Zur kommenden Sitzung der Hamburgischen Bürgerschaft fordert die Fraktion DIE LINKE ein Verbot von  ungerechtfertigten Nutzungseinschränkungen bei Sportstätten. Zuletzt waren mehrere Sportvereine, etwa der TSV Sasel und der FC Teutonia 05, in ihrem Trainings- und Wettkampfbetrieb beeinträchtigt, nachdem Sportplätze saniert und mit Kunstrasen ausgelegt wurden. Grund war der Wegfall des ‘Altanlagenbonus’, der auf vor 1992 erbauten Sportplätzen höhere Lärmwerte erlaubt. Mit der Umwandlung von Grand- in Kunstrasen entfiel dieser.

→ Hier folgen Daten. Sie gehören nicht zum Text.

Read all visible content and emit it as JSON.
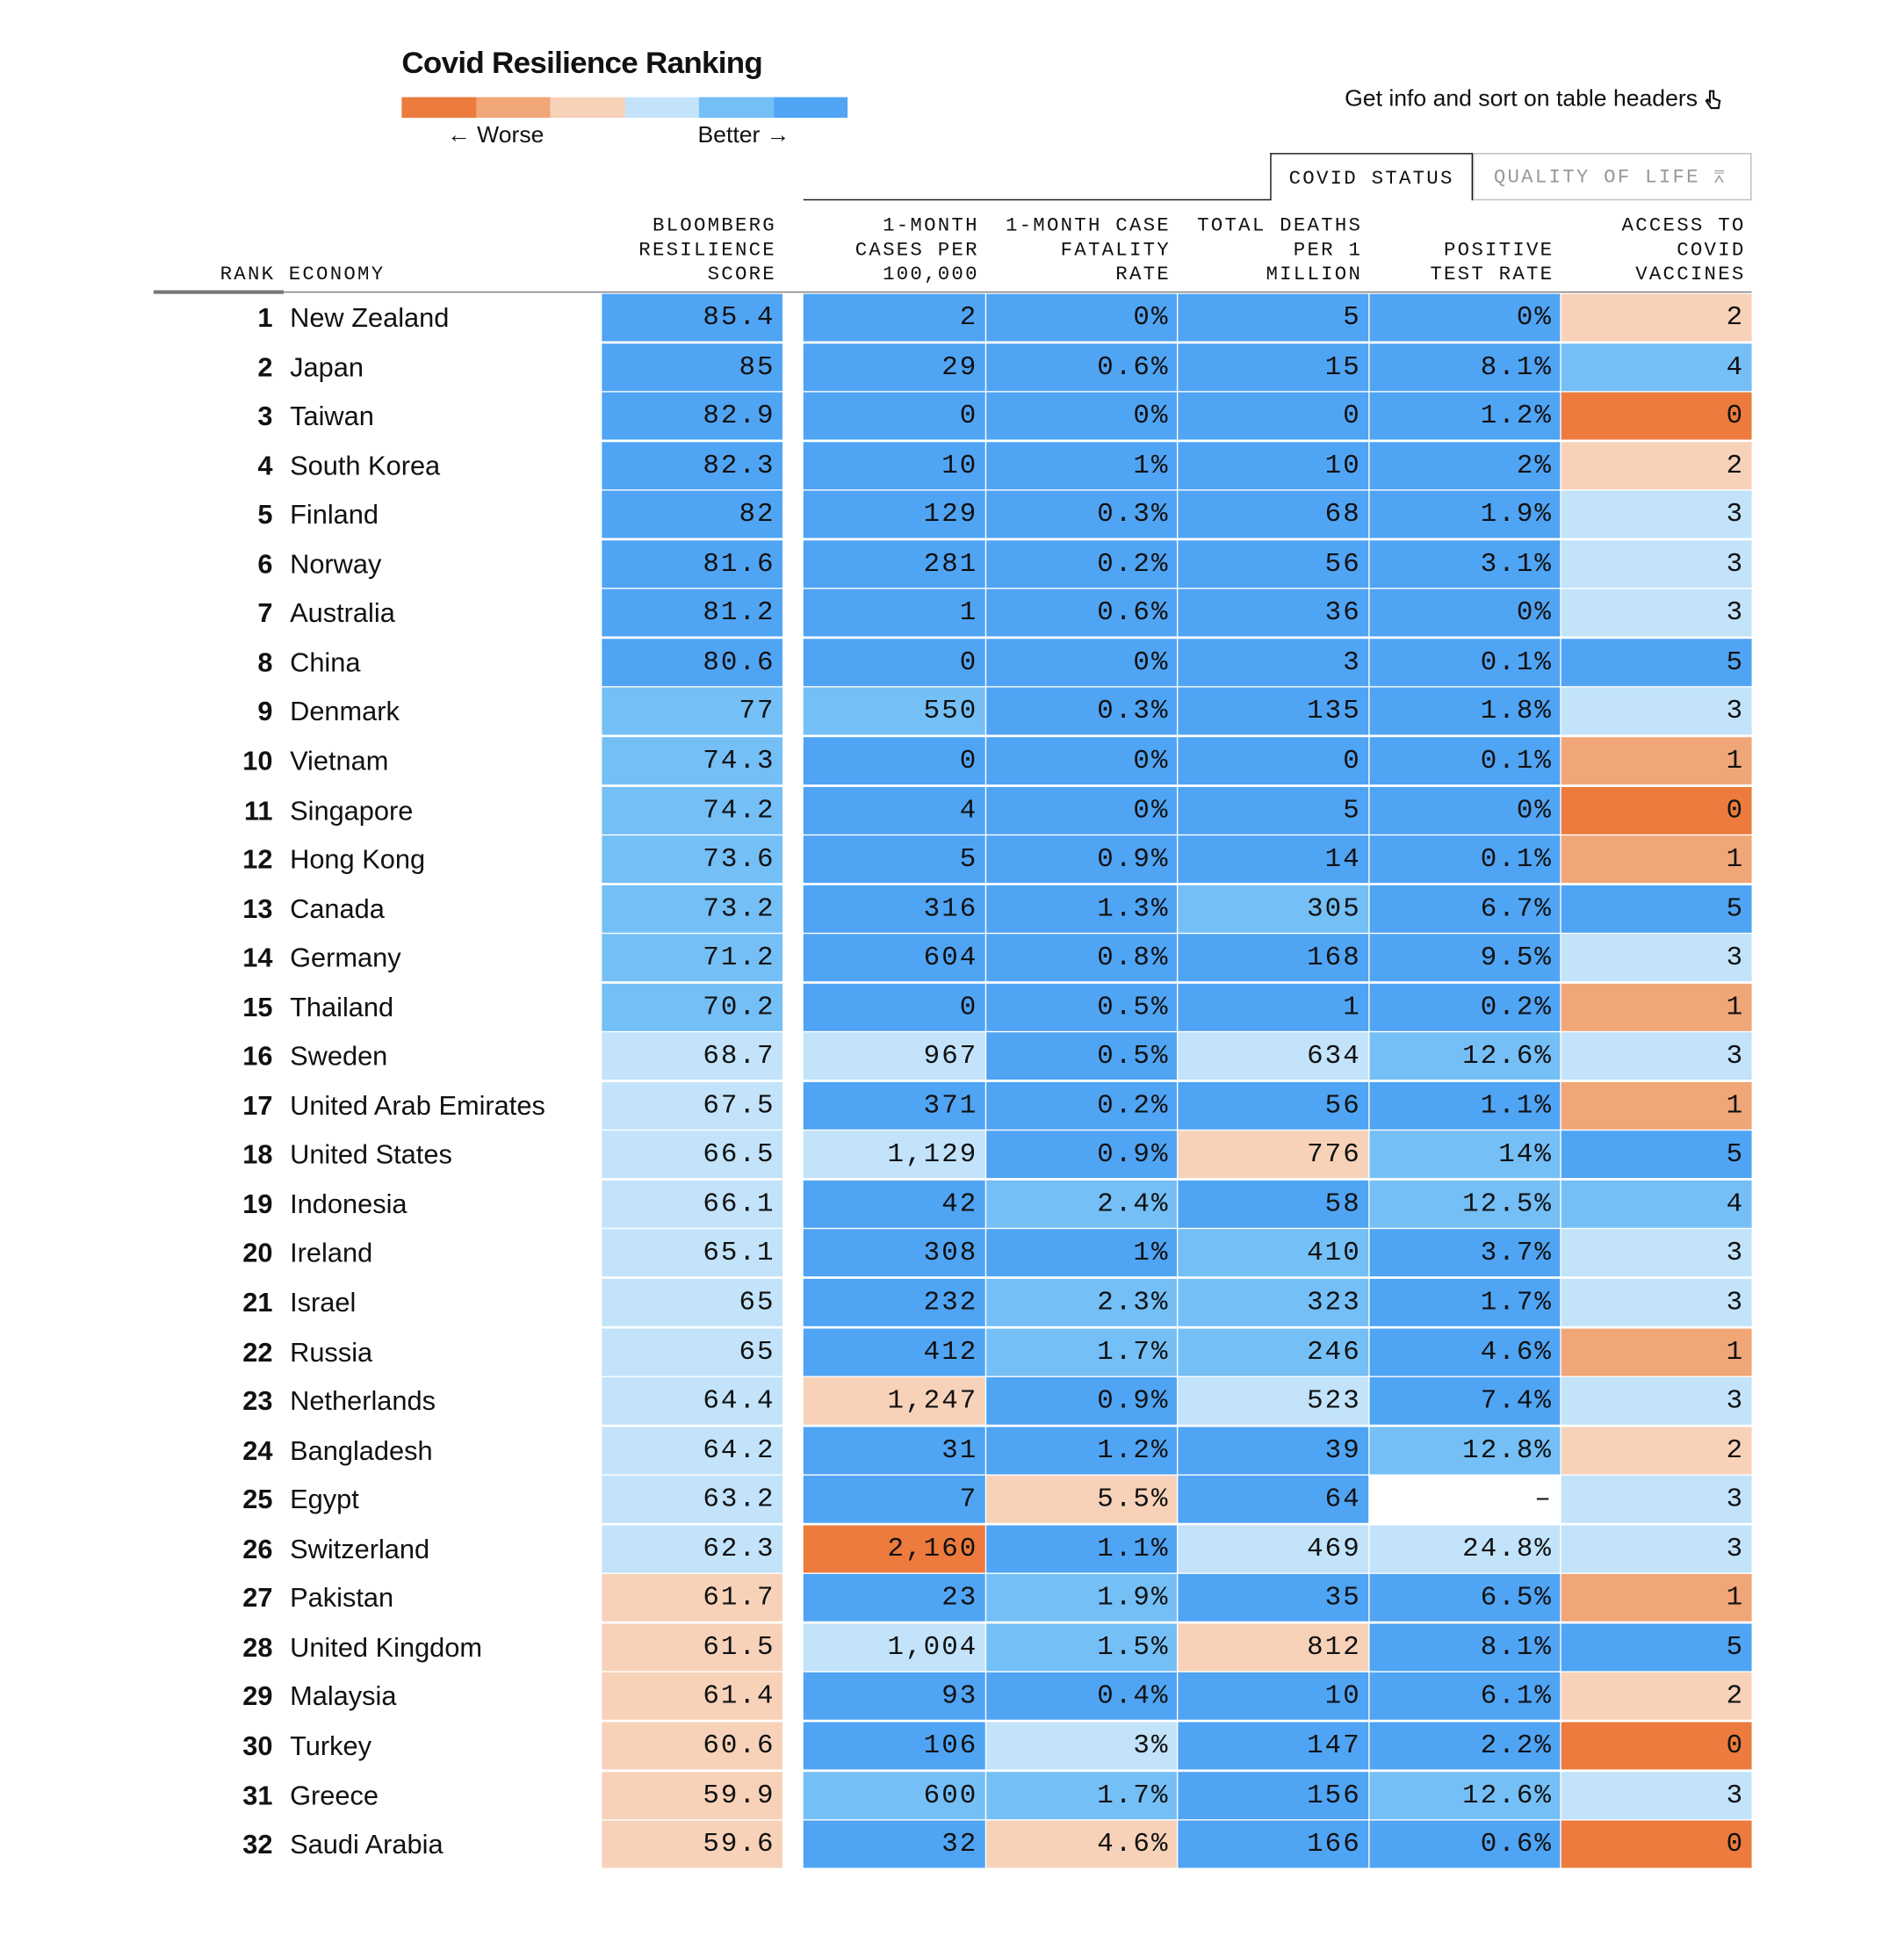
{
  "header": {
    "title": "Covid Resilience Ranking",
    "hint": "Get info and sort on table headers"
  },
  "legend": {
    "colors": [
      "#ec7b3d",
      "#f1a677",
      "#f7d2b9",
      "#c2e3fa",
      "#74bff6",
      "#50a4f4"
    ],
    "worse": "← Worse",
    "better": "Better →"
  },
  "tabs": [
    "COVID STATUS",
    "QUALITY OF LIFE"
  ],
  "table": {
    "rank_header": "RANK",
    "economy_header": "ECONOMY",
    "columns": [
      [
        "BLOOMBERG",
        "RESILIENCE",
        "SCORE"
      ],
      [
        "1-MONTH",
        "CASES PER",
        "100,000"
      ],
      [
        "1-MONTH CASE",
        "FATALITY",
        "RATE"
      ],
      [
        "TOTAL DEATHS",
        "PER 1",
        "MILLION"
      ],
      [
        "POSITIVE",
        "TEST RATE"
      ],
      [
        "ACCESS TO",
        "COVID",
        "VACCINES"
      ]
    ],
    "rows": [
      {
        "rank": "1",
        "economy": "New Zealand",
        "cells": [
          "85.4",
          "2",
          "0%",
          "5",
          "0%",
          "2"
        ],
        "levels": [
          5,
          5,
          5,
          5,
          5,
          2
        ]
      },
      {
        "rank": "2",
        "economy": "Japan",
        "cells": [
          "85",
          "29",
          "0.6%",
          "15",
          "8.1%",
          "4"
        ],
        "levels": [
          5,
          5,
          5,
          5,
          5,
          4
        ]
      },
      {
        "rank": "3",
        "economy": "Taiwan",
        "cells": [
          "82.9",
          "0",
          "0%",
          "0",
          "1.2%",
          "0"
        ],
        "levels": [
          5,
          5,
          5,
          5,
          5,
          0
        ]
      },
      {
        "rank": "4",
        "economy": "South Korea",
        "cells": [
          "82.3",
          "10",
          "1%",
          "10",
          "2%",
          "2"
        ],
        "levels": [
          5,
          5,
          5,
          5,
          5,
          2
        ]
      },
      {
        "rank": "5",
        "economy": "Finland",
        "cells": [
          "82",
          "129",
          "0.3%",
          "68",
          "1.9%",
          "3"
        ],
        "levels": [
          5,
          5,
          5,
          5,
          5,
          3
        ]
      },
      {
        "rank": "6",
        "economy": "Norway",
        "cells": [
          "81.6",
          "281",
          "0.2%",
          "56",
          "3.1%",
          "3"
        ],
        "levels": [
          5,
          5,
          5,
          5,
          5,
          3
        ]
      },
      {
        "rank": "7",
        "economy": "Australia",
        "cells": [
          "81.2",
          "1",
          "0.6%",
          "36",
          "0%",
          "3"
        ],
        "levels": [
          5,
          5,
          5,
          5,
          5,
          3
        ]
      },
      {
        "rank": "8",
        "economy": "China",
        "cells": [
          "80.6",
          "0",
          "0%",
          "3",
          "0.1%",
          "5"
        ],
        "levels": [
          5,
          5,
          5,
          5,
          5,
          5
        ]
      },
      {
        "rank": "9",
        "economy": "Denmark",
        "cells": [
          "77",
          "550",
          "0.3%",
          "135",
          "1.8%",
          "3"
        ],
        "levels": [
          4,
          4,
          5,
          5,
          5,
          3
        ]
      },
      {
        "rank": "10",
        "economy": "Vietnam",
        "cells": [
          "74.3",
          "0",
          "0%",
          "0",
          "0.1%",
          "1"
        ],
        "levels": [
          4,
          5,
          5,
          5,
          5,
          1
        ]
      },
      {
        "rank": "11",
        "economy": "Singapore",
        "cells": [
          "74.2",
          "4",
          "0%",
          "5",
          "0%",
          "0"
        ],
        "levels": [
          4,
          5,
          5,
          5,
          5,
          0
        ]
      },
      {
        "rank": "12",
        "economy": "Hong Kong",
        "cells": [
          "73.6",
          "5",
          "0.9%",
          "14",
          "0.1%",
          "1"
        ],
        "levels": [
          4,
          5,
          5,
          5,
          5,
          1
        ]
      },
      {
        "rank": "13",
        "economy": "Canada",
        "cells": [
          "73.2",
          "316",
          "1.3%",
          "305",
          "6.7%",
          "5"
        ],
        "levels": [
          4,
          5,
          5,
          4,
          5,
          5
        ]
      },
      {
        "rank": "14",
        "economy": "Germany",
        "cells": [
          "71.2",
          "604",
          "0.8%",
          "168",
          "9.5%",
          "3"
        ],
        "levels": [
          4,
          5,
          5,
          5,
          5,
          3
        ]
      },
      {
        "rank": "15",
        "economy": "Thailand",
        "cells": [
          "70.2",
          "0",
          "0.5%",
          "1",
          "0.2%",
          "1"
        ],
        "levels": [
          4,
          5,
          5,
          5,
          5,
          1
        ]
      },
      {
        "rank": "16",
        "economy": "Sweden",
        "cells": [
          "68.7",
          "967",
          "0.5%",
          "634",
          "12.6%",
          "3"
        ],
        "levels": [
          3,
          3,
          5,
          3,
          4,
          3
        ]
      },
      {
        "rank": "17",
        "economy": "United Arab Emirates",
        "cells": [
          "67.5",
          "371",
          "0.2%",
          "56",
          "1.1%",
          "1"
        ],
        "levels": [
          3,
          5,
          5,
          5,
          5,
          1
        ]
      },
      {
        "rank": "18",
        "economy": "United States",
        "cells": [
          "66.5",
          "1,129",
          "0.9%",
          "776",
          "14%",
          "5"
        ],
        "levels": [
          3,
          3,
          5,
          2,
          4,
          5
        ]
      },
      {
        "rank": "19",
        "economy": "Indonesia",
        "cells": [
          "66.1",
          "42",
          "2.4%",
          "58",
          "12.5%",
          "4"
        ],
        "levels": [
          3,
          5,
          4,
          5,
          4,
          4
        ]
      },
      {
        "rank": "20",
        "economy": "Ireland",
        "cells": [
          "65.1",
          "308",
          "1%",
          "410",
          "3.7%",
          "3"
        ],
        "levels": [
          3,
          5,
          5,
          4,
          5,
          3
        ]
      },
      {
        "rank": "21",
        "economy": "Israel",
        "cells": [
          "65",
          "232",
          "2.3%",
          "323",
          "1.7%",
          "3"
        ],
        "levels": [
          3,
          5,
          4,
          4,
          5,
          3
        ]
      },
      {
        "rank": "22",
        "economy": "Russia",
        "cells": [
          "65",
          "412",
          "1.7%",
          "246",
          "4.6%",
          "1"
        ],
        "levels": [
          3,
          5,
          4,
          4,
          5,
          1
        ]
      },
      {
        "rank": "23",
        "economy": "Netherlands",
        "cells": [
          "64.4",
          "1,247",
          "0.9%",
          "523",
          "7.4%",
          "3"
        ],
        "levels": [
          3,
          2,
          5,
          3,
          5,
          3
        ]
      },
      {
        "rank": "24",
        "economy": "Bangladesh",
        "cells": [
          "64.2",
          "31",
          "1.2%",
          "39",
          "12.8%",
          "2"
        ],
        "levels": [
          3,
          5,
          5,
          5,
          4,
          2
        ]
      },
      {
        "rank": "25",
        "economy": "Egypt",
        "cells": [
          "63.2",
          "7",
          "5.5%",
          "64",
          "–",
          "3"
        ],
        "levels": [
          3,
          5,
          2,
          5,
          null,
          3
        ]
      },
      {
        "rank": "26",
        "economy": "Switzerland",
        "cells": [
          "62.3",
          "2,160",
          "1.1%",
          "469",
          "24.8%",
          "3"
        ],
        "levels": [
          3,
          0,
          5,
          3,
          3,
          3
        ]
      },
      {
        "rank": "27",
        "economy": "Pakistan",
        "cells": [
          "61.7",
          "23",
          "1.9%",
          "35",
          "6.5%",
          "1"
        ],
        "levels": [
          2,
          5,
          4,
          5,
          5,
          1
        ]
      },
      {
        "rank": "28",
        "economy": "United Kingdom",
        "cells": [
          "61.5",
          "1,004",
          "1.5%",
          "812",
          "8.1%",
          "5"
        ],
        "levels": [
          2,
          3,
          4,
          2,
          5,
          5
        ]
      },
      {
        "rank": "29",
        "economy": "Malaysia",
        "cells": [
          "61.4",
          "93",
          "0.4%",
          "10",
          "6.1%",
          "2"
        ],
        "levels": [
          2,
          5,
          5,
          5,
          5,
          2
        ]
      },
      {
        "rank": "30",
        "economy": "Turkey",
        "cells": [
          "60.6",
          "106",
          "3%",
          "147",
          "2.2%",
          "0"
        ],
        "levels": [
          2,
          5,
          3,
          5,
          5,
          0
        ]
      },
      {
        "rank": "31",
        "economy": "Greece",
        "cells": [
          "59.9",
          "600",
          "1.7%",
          "156",
          "12.6%",
          "3"
        ],
        "levels": [
          2,
          4,
          4,
          5,
          4,
          3
        ]
      },
      {
        "rank": "32",
        "economy": "Saudi Arabia",
        "cells": [
          "59.6",
          "32",
          "4.6%",
          "166",
          "0.6%",
          "0"
        ],
        "levels": [
          2,
          5,
          2,
          5,
          5,
          0
        ]
      }
    ]
  }
}
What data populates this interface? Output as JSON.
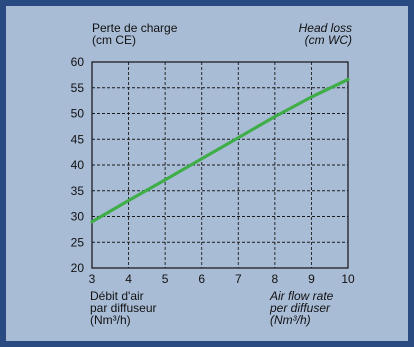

Im Fall des FC Teutonia 05 schränkte das Bezirksamt Altona nach einer Anwohnerbeschwerde den Nutzungsbetrieb des Platzes massiv ein, sodass nun viele Mannschaften, darunter etliche Kindersportgruppen, nicht mehr trainieren oder Spiele auf dem Platz abhalten können.

Hierzu erklärt Mehmet Yildiz, sportpolitischer Sprecher der Fraktion DIE LINKE:
“Es ist ein Unding, dass Bezirksämter Einschränkungen erlassen, obwohl der Senat selbst der Meinung ist, dass derartige Umbau- und Sanierungsmaßnahmen nicht zum Verlust des Altanlagenbonus führen sollten. Vor dem Hintergrund, dass an Nachmittagen nahezu alle Sportplätze zu 100 Prozent ausgelastet sind und es dringend neuer Sportplätze in Hamburg bedarf, ist dies unhaltbar. Der Senat sollte die Bezirksämter dazu anweisen, diese Beschränkungen aufzuheben und bei neuen Modernisierungen keine weiteren zu erlassen.”